Although Manchester United defeated LDU to win the World Club Cup in December 2008 their performance was not good enough to convince Flamengo fans that their club would not have won if they had been there.
The whole business had a sorry aftermath for Flamengo in the 2008 Brazilian Championship where they ended up by missing out by one place on a Libertadores spot that they probably deserved on merit.
They started the 20009 Brazilian Championship badly and by the half way mark were down in 12th place. However they sacked their manager and brought in Andrade one of the midfield players from their golden era. With his sure touch on the bench and under the inspired leadership of the largely sober Adriano, come back to Rio to recover from his Inter Milan excesses and unhappiness, they gradually climbed up the table and in an amazing climax, after first Palmeiras and then Sao Paulo threw away golden chances to claim the title early, Flamengo won it with a victory over Gremio on the last day of the season. Adriano finished up joint top league goalscorer with 19 goals. Finally the best supported team in the world had ended 18 years in the title wilderness and claimed their 6th Brazilian League victory. Their fans are now confident that they can win the 2010 Copa Libertadores and remedy that awful shame of 2008. A future LSA will look at the 2010 Copa Libertadores field in more detail but certainly Flamengo are one of the eight teams that seem to have about an equal chance to win it.

Back in Brazil, Parreira returned to club management in Brazil, ironically enough with Fluminense. Many of the 40 million Flamengo fans gloated when he was sacked from that post in July 2009 with Fluminense in deep relegation trouble.
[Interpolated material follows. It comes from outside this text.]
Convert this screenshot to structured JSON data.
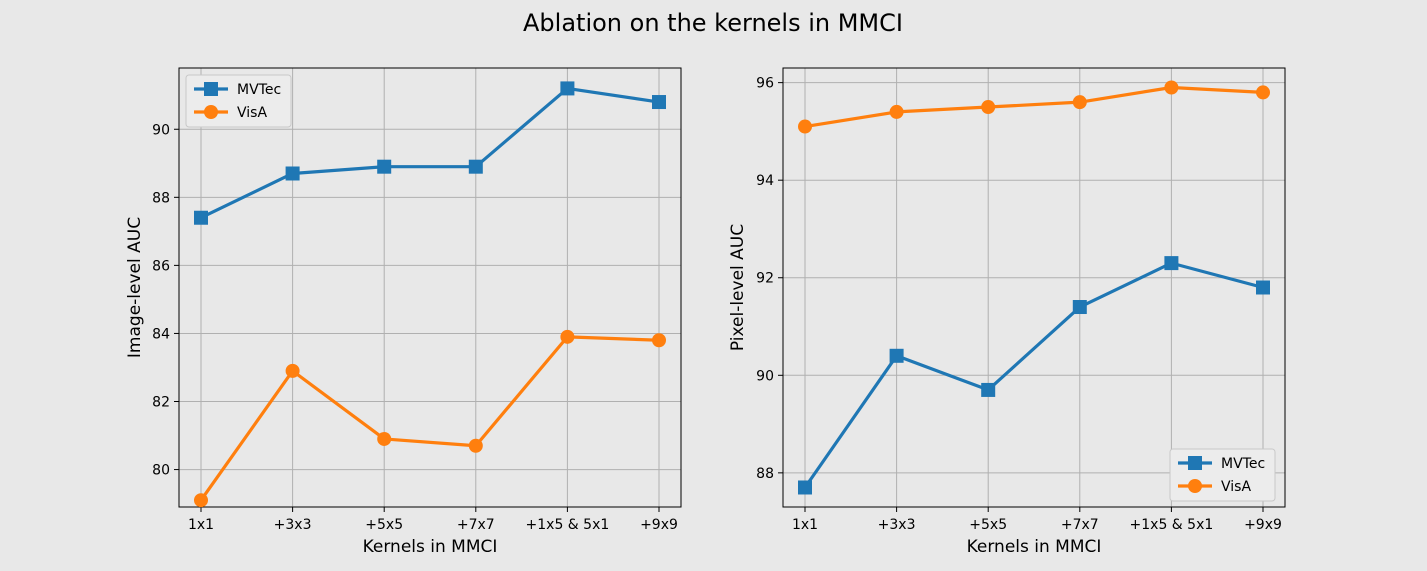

Even more ironically his next job turned out to be as Manager of South Africa. In October 2009 Joel Santana was sacked after his team’s 8th defeat in 9 friendly matches and it was to general astonishment a few days later that Carlos Alberto Parreira was unveiled as the new Manager. He claimed his wife’s health and the other family problems had been sorted and he was happy to return and lead the bafana bafana into the World Cup. He seems to have restored stability, enthusiasm and vigour to the squad and his experience should ensure the hosts do not disgrace themselves at the World Cup. However he does not have a hugely talented pool of players to work with and their most recent result was a 0-0 draw with Cruzeiro another of the 8 possible Libertadores winners. So even in a weak group with Mexico, Uruguay and France, South Africa will struggle to avoid becoming the first hosts not to qualify for the knock-out stages. But at least their new old manager will give them the best chance possible.

As for Joel Santana, he is back in Brazil, as manager of Rio club Botafogo. In February he led them to the Taca Guanabara, the first leg of the Rio State League, beating Flamengo 2-1 in the semi-final. With Flamengo more concerned with the Copa Libertadores, there is a good chance that Santana and Botafogo will take the State League title, won by Flamengo for the past 3 years. Maybe that day the butterfly wing reverberations will finally stop.